WeBop Age Groups

Hipsters (8 months – Non-walkers)
Drawing upon the natural musical communication between parents and infants and the soulful nature of jazz rhythms and tunes, the Hipster class provides opportunities for adults and babies to interact with and learn about each other through experiences with our rich cultural traditions. Through engagement with both the cognitive and the emotional – the patterns and the spirit of jazz — adults will learn about how their babies respond to musical cues, while also learning about characteristics of jazz forms and styles. Teachers will work as facilitators, providing opportunities to sing and invent lullabies, dance together freely and as an ensemble, and re-visit our own musical histories and repertoires using jazz as medium for new interpretations. Not only will caregivers and infants be building a new repertoire of songs and musical activities to use at home, they will also learn more about how and why music is important in their lives. We expect that what happens in the WeBop Classroom becomes part of a growing repertoire of family interactions.
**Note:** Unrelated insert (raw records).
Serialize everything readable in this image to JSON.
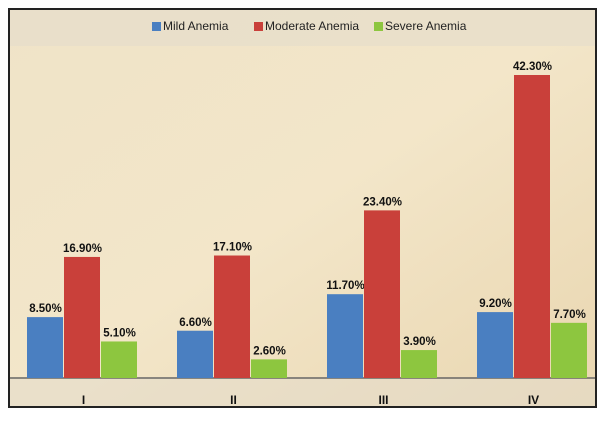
{
  "chart_data": {
    "type": "bar",
    "categories": [
      "I",
      "II",
      "III",
      "IV"
    ],
    "series": [
      {
        "name": "Mild Anemia",
        "color": "#4a7fc1",
        "values": [
          8.5,
          6.6,
          11.7,
          9.2
        ],
        "value_labels": [
          "8.50%",
          "6.60%",
          "11.70%",
          "9.20%"
        ]
      },
      {
        "name": "Moderate Anemia",
        "color": "#c9403a",
        "values": [
          16.9,
          17.1,
          23.4,
          42.3
        ],
        "value_labels": [
          "16.90%",
          "17.10%",
          "23.40%",
          "42.30%"
        ]
      },
      {
        "name": "Severe Anemia",
        "color": "#8dc63f",
        "values": [
          5.1,
          2.6,
          3.9,
          7.7
        ],
        "value_labels": [
          "5.10%",
          "2.60%",
          "3.90%",
          "7.70%"
        ]
      }
    ],
    "legend": "top"
  }
}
Scatters (Walkers – 23 months)
For Scatters, we use the Hipster lessons, with adaptations necessary for the increased mobility and the thrill of newly controllable body parts of this older group. Depending upon the particular individuals in the class, one might also try an adapted Stompers plan, taking care to honor the less-developed verbal language of the Scatters.

Stompers (2-3 years)
Joining with their parents/caregivers, Stompers become familiar with a rich repertoire of jazz music through the improvisatory spirit of jazz — singing, dancing, and playing small percussion instruments with recordings and creating their own jazz-like renditions of familiar tunes and rhymes. Building on the imaginative, spontaneous, and exploratory “ways of being” for this age group, guided activities highlight the rhythmic energy, formal structures, and emotional content of music that so engages young children. Children will become characters in musical stories, have opportunities for creative movement, interact with others in call and response singing (and stomping), and express themselves through shaking, tapping, thumping, and striking instruments. Adults interact with children as partners throughout the lesson and reinforce activities from class at home with specially designed materials.

Syncopators (4-5 years)
Children in the Syncopator group are curious about the music around them – they anticipate musical patterns and find delight in musical surprises like unexpected silences or changes in accent. Maintaining the free spirit of improvisation, there is a new focus on the notion of “model,” where imitation leads to variation, and ultimately, to a personal musical voice. Children are guided in efforts to represent their musical understandings in multiple ways: in their bodies through creative movement; in musical instruments, including small percussion and melody instruments; in their voices through expressive interpretations; and in spoken language with a growing vocabulary of jazz idioms. The curriculum also builds on their interest in visual representation – children are given “listening maps” to match sound to symbol, providing an introduction to score reading, and are introduced to artistic images associated with jazz; they also create their own scores for original compositions and interpret musical works through color, line, and texture. Adults interact with children in various roles (audience, duo-performer, “sideman”) and reinforce activities from class at home with specially designed materials.

Gumbo Group (3-5 years) (mixed ages)
The Gumbo Group was designed for families with children in different ages groups who would like to experience music as an ensemble. Drawing on the strengths of both age groups as described above, musical activities for the Gumbo Group are designed for multiple simultaneous responses requiring a variety of skills: younger children might accompany a recording with shakers while keeping the beat in their bouncing bodies, while older children might be listening for their special part on the claves, reinforced by a parent’s pointing to the iconic images (lines, shapes, colors) of a musical “score” representing the sound.